07 February 2016

Deductive Reasoning

Among the most interesting, if heinous, ideas of the 1% is that healthcare is just another consumption good, and if "we" make it more expensive, then people will spend less on healthcare. And the rich will get richer, of course. The notion, of course, is nonsense. Only the 1% could ever afford tummy tucks and silicone boobs and such. The rest of us only seek healthcare when something bad happens. There have been studies (you can find them, if you're interested) which find that preventative healthcare makes no difference to overall health of a population. That should be obvious: how many health problems do you know of that show up in an annual (or biannual) physical? Vanishingly few.

One of the core ideas of the save-money-by-making-healthcare-expensive is high deductible plans. Again, the notion that such plans are both less expensive and offer better health is grounded in the notion that the 99% are visiting doctors like corner ice cream shops. Of course not. Sure, there are a few hypochondriacs, but the gross effect is to deny vital healthcare when it's a matter of life or mortality/morbidity.

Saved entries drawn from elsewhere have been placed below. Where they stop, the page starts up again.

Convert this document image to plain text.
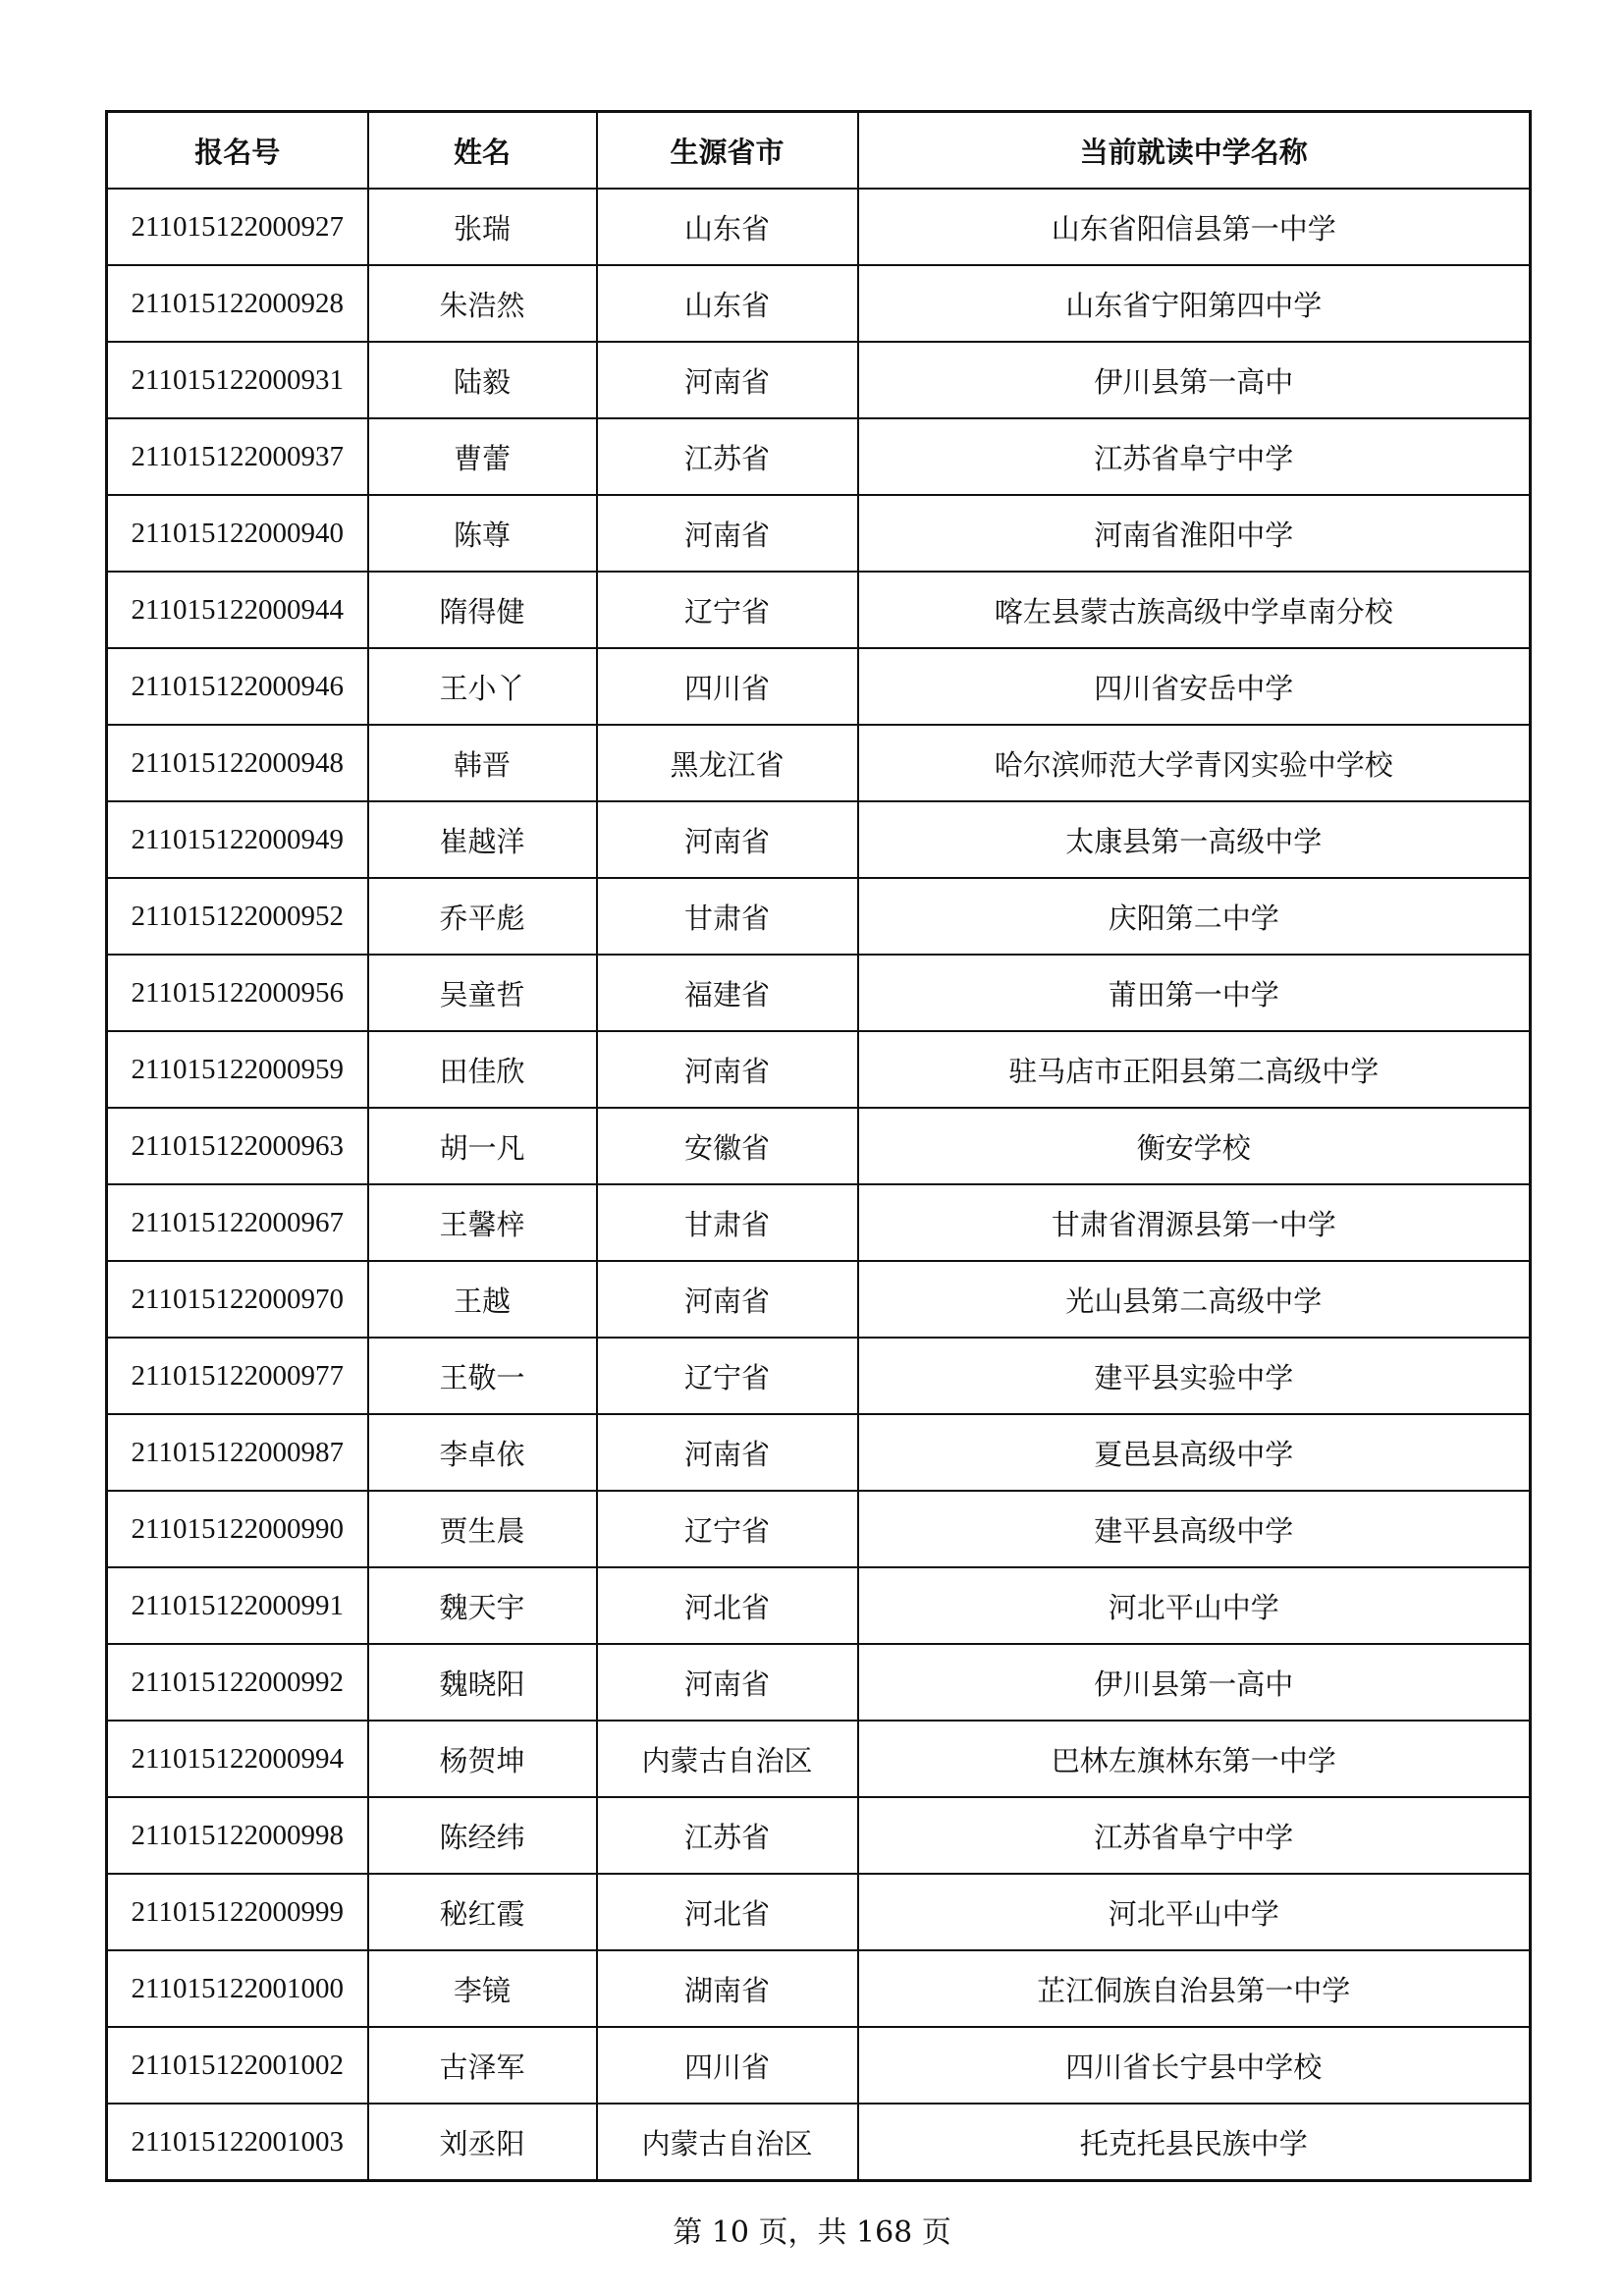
报名号	姓名	生源省市	当前就读中学名称
211015122000927	张瑞	山东省	山东省阳信县第一中学
211015122000928	朱浩然	山东省	山东省宁阳第四中学
211015122000931	陆毅	河南省	伊川县第一高中
211015122000937	曹蕾	江苏省	江苏省阜宁中学
211015122000940	陈尊	河南省	河南省淮阳中学
211015122000944	隋得健	辽宁省	喀左县蒙古族高级中学卓南分校
211015122000946	王小丫	四川省	四川省安岳中学
211015122000948	韩晋	黑龙江省	哈尔滨师范大学青冈实验中学校
211015122000949	崔越洋	河南省	太康县第一高级中学
211015122000952	乔平彪	甘肃省	庆阳第二中学
211015122000956	吴童哲	福建省	莆田第一中学
211015122000959	田佳欣	河南省	驻马店市正阳县第二高级中学
211015122000963	胡一凡	安徽省	衡安学校
211015122000967	王馨梓	甘肃省	甘肃省渭源县第一中学
211015122000970	王越	河南省	光山县第二高级中学
211015122000977	王敬一	辽宁省	建平县实验中学
211015122000987	李卓依	河南省	夏邑县高级中学
211015122000990	贾生晨	辽宁省	建平县高级中学
211015122000991	魏天宇	河北省	河北平山中学
211015122000992	魏晓阳	河南省	伊川县第一高中
211015122000994	杨贺坤	内蒙古自治区	巴林左旗林东第一中学
211015122000998	陈经纬	江苏省	江苏省阜宁中学
211015122000999	秘红霞	河北省	河北平山中学
211015122001000	李镜	湖南省	芷江侗族自治县第一中学
211015122001002	古泽军	四川省	四川省长宁县中学校
211015122001003	刘丞阳	内蒙古自治区	托克托县民族中学
第 10 页，共 168 页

Today is a report on a study bringing some data to the issue. I expect you'll find it illuminating.
The hospital offering the $3,000 M.R.I. might lose enough business that it will lower its price.

I picked that particular sentence, since The Tyranny of Average Cost™ is generally couched in terms of what happens to the price of MRI scans if far fewer are done. The notion that MRI scans are highly price elastic makes no sense: the cost is almost entirely amortization of the machinery. There's not much else to pay for. Fewer MRIs at $3,000 mean that the MRI scan now costs $4,000 or $5,000, depending on how many are removed from the accounting.

Anyway, a large, unnamed company instituted a high deductible plan, and was followed by some academic researchers.
Amitabh Chandra, an economist at Harvard, and one of the researchers, said he was convinced the study would prove the value of deductibles, at least for well-off and well-educated workers.

He was wrong.
Mr. Chandra said he was no longer convinced that deductibles turned patients into good consumers. "The best case was the theoretical case," he said. "I was all for high-deductible plans before I wrote my paper."

And, of course, the punchline is stated explicitly:
"There's essentially nothing they can do to prevent the likelihood they'll have high-cost health events," [Dr. Peter B. Bach] said.

Well, just die early. Which is the whole point, of course.